Chers compagnons de pèlerinage, notre long voyage n'est pas terminé. Par la parole et les sacrements, en conscience et par l'appel, Dieu nous invite encore et toujours à transcender nos propres limites et à manifester de l'amour pour lui et les uns pour les autres, à suivre Jésus de façon plus fidèle, à exprimer un message de guérison et de salut et à pratiquer une hospitalité radicale à l'égard de notre prochain dans le besoin. Dans ce nouveau paysage, je pense que le mouvement œcuménique d'amour et son engagement en faveur d'une paix juste sont plus que jamais d'actualité:

  • Aujourd'hui encore, de nombreuses personnes sont sur les routes, et des millions de migrants et de réfugiés ont besoin de nous pour assurer leur sécurité et faciliter leur intégration dans leur nouveau foyer.
  • Aujourd'hui, en dépit de progrès considérables, la santé et le bien-être de millions d'individus continuent d'être menacés par le VIH et le sida, par diverses maladies infectieuses, ainsi que par les conséquences du racisme et de la xénophobie.
  • Aujourd'hui, d'Amsterdam au Zimbabwe, du Moyen-Orient à l'Asie de l'Est, du Congo à la Colombie, un certain nombre de conflits violents et d'atrocités déchirent des communautés fragiles, exigeant ainsi une solidarité internationale avec les victimes et le maintien de la paix.
  • Aujourd'hui, nous devons continuer de veiller à ce que les femmes soient traitées avec dignité et respect, et protégées contre les violences et les mauvais traitements. Par ailleurs, nous devons veiller à protéger les enfants et à ce qu'ils puissent s'épanouir et grandir normalement.
  • Aujourd'hui, en tant qu'Églises, nous recherchons toujours des moyens de former une communauté authentique, de faire preuve d'autocritique et d'être responsables dans notre foi, notre système et notre ouverture les uns aux autres et envers les différentes confessions.
  • Aujourd'hui, partout sur la planète, les populations attendent toujours de nous une parole authentique, crédible et porteuse de sens et d'espérance, une parole de foi dans un monde souvent brutal, impersonnel et sans cœur.
  • Aujourd'hui, la Terre elle-même appelle à être libérée des conséquences destructrices de nos structures économiques pécheresses et de la cupidité systématisée, pour notre bien-être, notre maison commune et pour offrir un avenir juste à notre planète.

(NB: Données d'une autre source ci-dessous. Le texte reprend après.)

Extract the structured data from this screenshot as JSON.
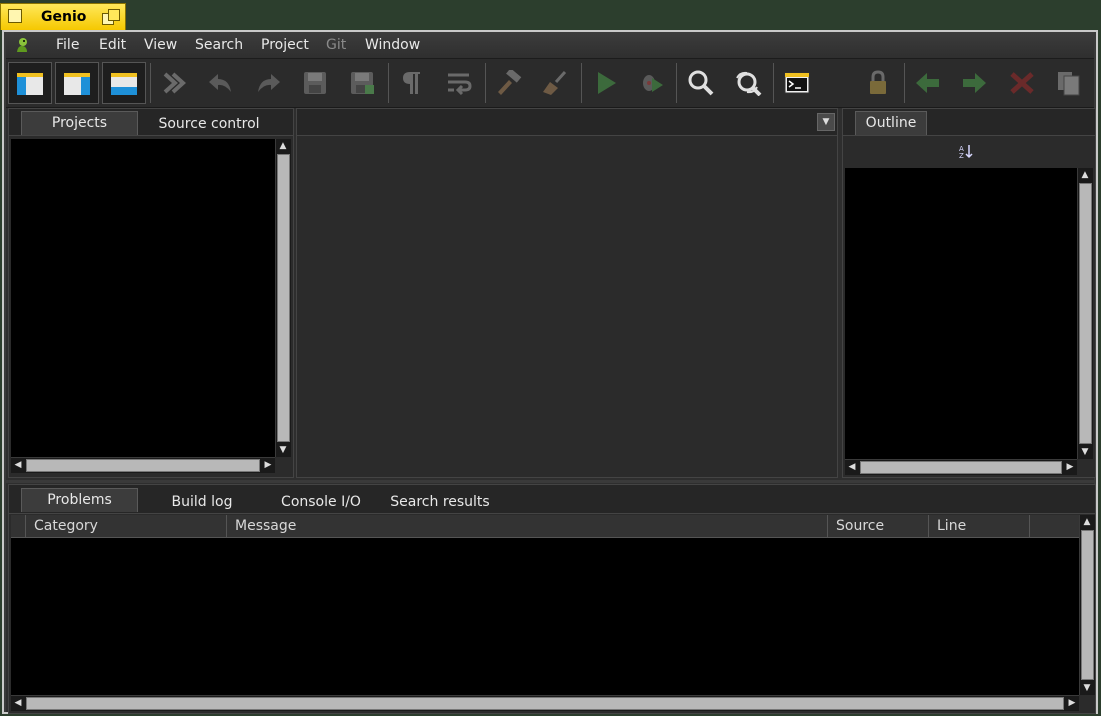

De retour ici, là où tout a commencé il y a 70 ans, nous continuons à marcher, œuvrer et prier au sein de ce mouvement d'amour. En réalité, les dangers auxquels nous sommes confrontés nous rendent davantage conscients de l'humanité que nous avons en commun, et notre solidarité en tant que chrétiens nous libère en vue de servir le monde unique créé par le Dieu unique. En effet, j'observe ici un nouvel élan avec l'émergence d'une génération dont la créativité, l'ouverture et la joie peuvent être sources d'une énergie et d'idées nouvelles et ainsi rapprocher notre maison terrestre du royaume et de la justice de Dieu.

Comment y parvenir? Comme toujours: l'amour triomphera.

En tant qu'Églises et chrétiens, l'amour nous liera les uns aux autres et à nos prochains de l'autre côté de la rue et à travers le monde. L'amour nous libérera des valeurs faussées et des profonds préjugés. L'amour percera les mensonges du racisme et du tribalisme. L'amour nous permettra de nous ouvrir et ainsi d'apprendre des critiques et de l'autocritique de notre propre complicité. L'amour attisera nos rêves de liberté et de paix. L'amour laissera libre cours à de nouvelles visions, à une pensée créative et à de nouvelles approches en vue de surmonter nos plus grands défis. Enfin, l'amour nous donnera le courage et l'endurance, le cœur et l'âme, nécessaires pour sauver le progrès du danger profond et la paix du péril.

Chers compagnons de pèlerinage, vous êtes — nous sommes — ce mouvement œcuménique d'amour, fondé sur le seul Esprit du Christ, toujours désireux et attentifs à cheminer ensemble dans la foi et l'espérance d'un monde meilleur.